Posted by: Lisa Hirsch | February 06, 2008 at 06:05 PM
Only because everyone already knew you deserved to have the spotlight all to yourself that day, Lisa.
Posted by: Steve Smith | February 06, 2008 at 06:10 PM
I seem to be having a Soprano Moment and can't figure out how to search the database for my birthday... ??
Posted by: ACB | February 06, 2008 at 07:02 PM
It took me a minute to figure out as well, ACB (although I note that La Cieca spelled it out): Go to the Met archive site, click on Key Word Search, then simply enter your full birth date in the top search field. Voila! Do report.
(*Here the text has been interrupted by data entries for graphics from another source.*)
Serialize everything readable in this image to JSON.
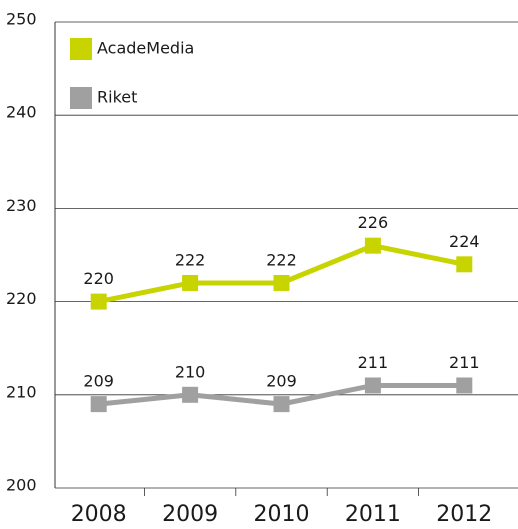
{
  "chart_data": {
    "type": "line",
    "categories": [
      "2008",
      "2009",
      "2010",
      "2011",
      "2012"
    ],
    "series": [
      {
        "name": "AcadeMedia",
        "color": "#c8d400",
        "values": [
          220,
          222,
          222,
          226,
          224
        ]
      },
      {
        "name": "Riket",
        "color": "#a0a0a0",
        "values": [
          209,
          210,
          209,
          211,
          211
        ]
      }
    ],
    "ylim": [
      200,
      250
    ],
    "yticks": [
      200,
      210,
      220,
      230,
      240,
      250
    ],
    "grid": true,
    "legend": "top-left"
  }
}
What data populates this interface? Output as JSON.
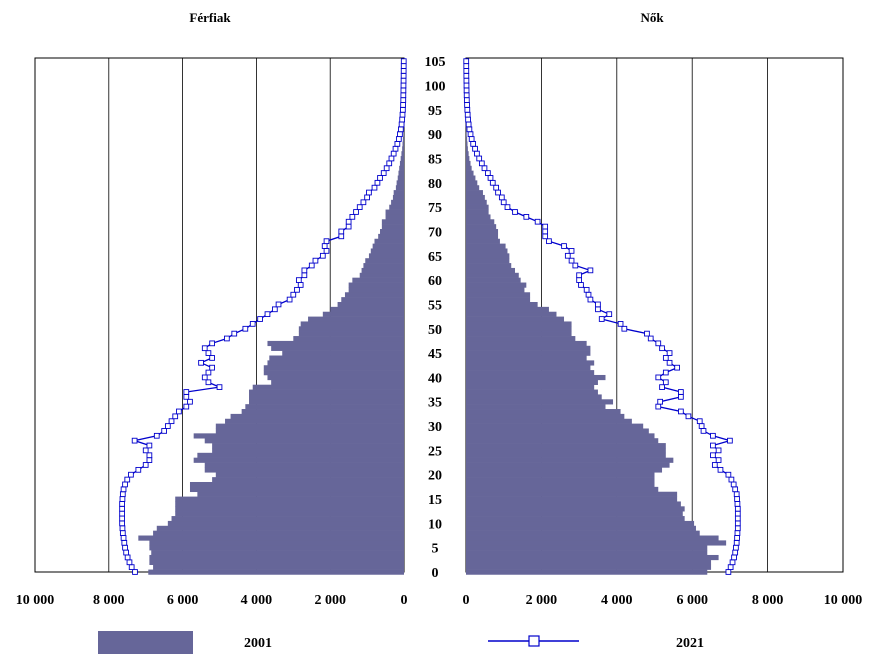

Posted by: Steve Smith | February 06, 2008 at 08:20 PM
Far too much fun for a day this gloomy. Here's mine.
Posted by: Matthew | February 07, 2008 at 09:49 AM
This is so entertaining, I'm only surprised no one suggested it sooner. Mine is here.
Posted by: Bruce Hodges | February 07, 2008 at 10:40 AM
Oddly enough--as I was being born in Ann Arbor, Michigan, on May 30, 1973--the Met was performing Il Trovatore (with Richard Tucker) a mere 50 miles away in Detroit.